Considerable epidemiological data have suggested a possible link between circulating GH and/or IGF-1 levels and the development of a variety of different cancers. More than 20 years ago, Emerman et al. observed that women with breast cancer had elevated serum GH levels[30] and subsequently it was noted that patients with breast and prostate cancer had increased circulating IGF-1 levels.[31] However, these studies were limited by the potential influence of the cancer itself on the GH/IGF-1 axis or by the possible secretion of IGF-1 by the cancer. The more recent results from a number of prospective studies would appear to overcome these limitations.[10,32,33,34,35] Serum had been stored from large cohorts of subjects and IGF-1 and IGFBP-3 levels measured many years later in those subjects who had developed a cancer, and comparison made with a control group of subjects. Many of these studies have suggested that subjects with serum IGF-1 levels that are in the higher centiles of the normal range have a significantly increased risk of developing a number of the most common cancers, such as colon, breast, prostate and possibly lung. Indeed, it has been suggested that serum IGF-1 levels have a stronger association than most other risk factors for these cancers.[36] However, not all studies have shown this association, with one study reporting increased levels of IGFBP-3 in patients with colorectal cancer.[37] Certainly, causality has not yet been established and elevated serum IGF-1 levels in patients with cancer may simply be a surrogate measure of some other process. In order to clarify this issue, Renehan et al. recently performed a systematic review and meta-regression analysis of epidemiological case-control studies, including studies nested in cohorts, to investigate the association between concentrations of IGF-1 and IGFBP-3 and prostate, colorectal, premenopausal and postmenopausal breast and lung cancer.[38] The studies included in this analysis had to be published as full article findings expressed as odds ratios with 95% CI and reported an association for at least three categories of peptide concentration. Methodological quality was assessed by the use of published criteria for observational studies. Of 139 relevant publications identified, 21 (26 data sets) had outcome data appropriate for meta-analysis that included 3609 cases and 7137 controls.

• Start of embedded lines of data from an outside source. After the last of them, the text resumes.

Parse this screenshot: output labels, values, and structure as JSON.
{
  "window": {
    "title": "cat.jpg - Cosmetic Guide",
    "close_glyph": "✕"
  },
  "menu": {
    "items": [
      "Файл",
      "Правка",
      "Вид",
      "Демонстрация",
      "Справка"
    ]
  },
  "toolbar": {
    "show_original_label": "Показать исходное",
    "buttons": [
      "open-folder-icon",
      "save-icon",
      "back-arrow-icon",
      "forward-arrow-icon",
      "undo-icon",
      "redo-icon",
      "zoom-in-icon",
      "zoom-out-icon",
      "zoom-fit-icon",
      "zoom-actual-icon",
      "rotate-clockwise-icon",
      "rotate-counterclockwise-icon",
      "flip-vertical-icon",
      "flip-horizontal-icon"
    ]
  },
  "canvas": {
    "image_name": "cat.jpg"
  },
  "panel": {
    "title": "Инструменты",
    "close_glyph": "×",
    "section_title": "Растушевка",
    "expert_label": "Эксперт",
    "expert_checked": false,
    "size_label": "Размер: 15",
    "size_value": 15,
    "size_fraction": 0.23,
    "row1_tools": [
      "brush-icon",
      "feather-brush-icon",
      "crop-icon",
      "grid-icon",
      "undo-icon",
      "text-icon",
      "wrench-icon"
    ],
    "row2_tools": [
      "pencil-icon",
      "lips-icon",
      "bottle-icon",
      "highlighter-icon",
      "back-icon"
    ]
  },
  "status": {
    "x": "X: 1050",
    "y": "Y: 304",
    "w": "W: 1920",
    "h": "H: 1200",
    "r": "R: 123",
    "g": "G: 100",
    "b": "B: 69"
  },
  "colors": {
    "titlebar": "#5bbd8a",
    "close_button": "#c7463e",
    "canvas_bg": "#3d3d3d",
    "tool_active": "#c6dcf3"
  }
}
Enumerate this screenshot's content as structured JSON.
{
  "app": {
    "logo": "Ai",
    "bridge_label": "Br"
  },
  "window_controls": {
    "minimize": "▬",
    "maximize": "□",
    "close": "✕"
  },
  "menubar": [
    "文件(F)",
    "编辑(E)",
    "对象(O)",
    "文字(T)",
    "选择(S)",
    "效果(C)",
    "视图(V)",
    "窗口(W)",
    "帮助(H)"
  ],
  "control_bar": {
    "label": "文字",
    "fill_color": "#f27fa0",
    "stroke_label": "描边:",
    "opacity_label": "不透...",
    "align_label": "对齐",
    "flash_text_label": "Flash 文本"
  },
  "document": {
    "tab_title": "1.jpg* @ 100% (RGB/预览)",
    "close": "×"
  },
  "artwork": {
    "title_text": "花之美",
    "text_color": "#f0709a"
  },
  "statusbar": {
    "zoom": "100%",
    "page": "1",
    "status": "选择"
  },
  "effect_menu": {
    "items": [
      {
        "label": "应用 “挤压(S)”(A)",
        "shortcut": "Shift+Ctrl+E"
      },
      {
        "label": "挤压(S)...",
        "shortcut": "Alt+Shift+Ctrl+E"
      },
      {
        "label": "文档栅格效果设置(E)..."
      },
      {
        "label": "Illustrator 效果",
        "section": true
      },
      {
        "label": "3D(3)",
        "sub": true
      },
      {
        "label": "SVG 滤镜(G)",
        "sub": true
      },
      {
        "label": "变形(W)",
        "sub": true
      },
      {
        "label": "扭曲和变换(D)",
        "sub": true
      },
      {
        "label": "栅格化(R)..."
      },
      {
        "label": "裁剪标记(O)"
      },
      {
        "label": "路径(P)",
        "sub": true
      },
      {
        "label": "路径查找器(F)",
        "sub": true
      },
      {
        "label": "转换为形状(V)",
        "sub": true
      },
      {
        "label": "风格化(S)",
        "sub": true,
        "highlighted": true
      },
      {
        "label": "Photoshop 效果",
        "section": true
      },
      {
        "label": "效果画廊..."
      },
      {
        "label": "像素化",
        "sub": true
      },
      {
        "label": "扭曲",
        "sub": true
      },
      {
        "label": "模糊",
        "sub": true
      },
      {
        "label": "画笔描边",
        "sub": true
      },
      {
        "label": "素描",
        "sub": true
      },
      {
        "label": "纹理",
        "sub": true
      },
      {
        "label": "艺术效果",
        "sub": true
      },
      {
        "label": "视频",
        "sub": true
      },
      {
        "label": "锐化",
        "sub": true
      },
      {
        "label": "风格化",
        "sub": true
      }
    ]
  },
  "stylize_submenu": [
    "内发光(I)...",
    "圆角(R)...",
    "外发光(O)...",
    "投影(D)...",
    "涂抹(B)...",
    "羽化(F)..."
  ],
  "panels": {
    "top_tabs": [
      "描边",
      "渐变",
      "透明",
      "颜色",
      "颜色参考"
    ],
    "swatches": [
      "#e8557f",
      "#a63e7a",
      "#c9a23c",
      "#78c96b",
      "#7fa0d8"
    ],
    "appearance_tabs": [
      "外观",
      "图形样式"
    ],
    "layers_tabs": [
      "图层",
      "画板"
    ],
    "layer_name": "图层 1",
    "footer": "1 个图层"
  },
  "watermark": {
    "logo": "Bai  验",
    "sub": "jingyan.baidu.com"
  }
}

High normal concentrations of IGF-1 were associated with a twofold increased risk of prostate cancer (P = 0·009), colorectal cancer (P = 0·09) and premenopausal breast cancer (P = 0·007) but not postmenopausal breast cancer or lung cancer. IGFBP-3 was associated positively with an increased risk of premenopausal breast cancer (P = 0·05). Mutual adjustment for IGF-1 and IGFBP-3 did not appear to affect results. The data confirm an undisputed link between IGF-1 and cancer. Whereas it is appreciated that IGFBP-3 influences IGF-1 bioactivity both by endocrine and by paracrine actions, and it also exerts IGF-independent effects on cell proliferation and apoptosis,[39,40] the link between IGFBP-3 levels and cancer risk is less clear cut.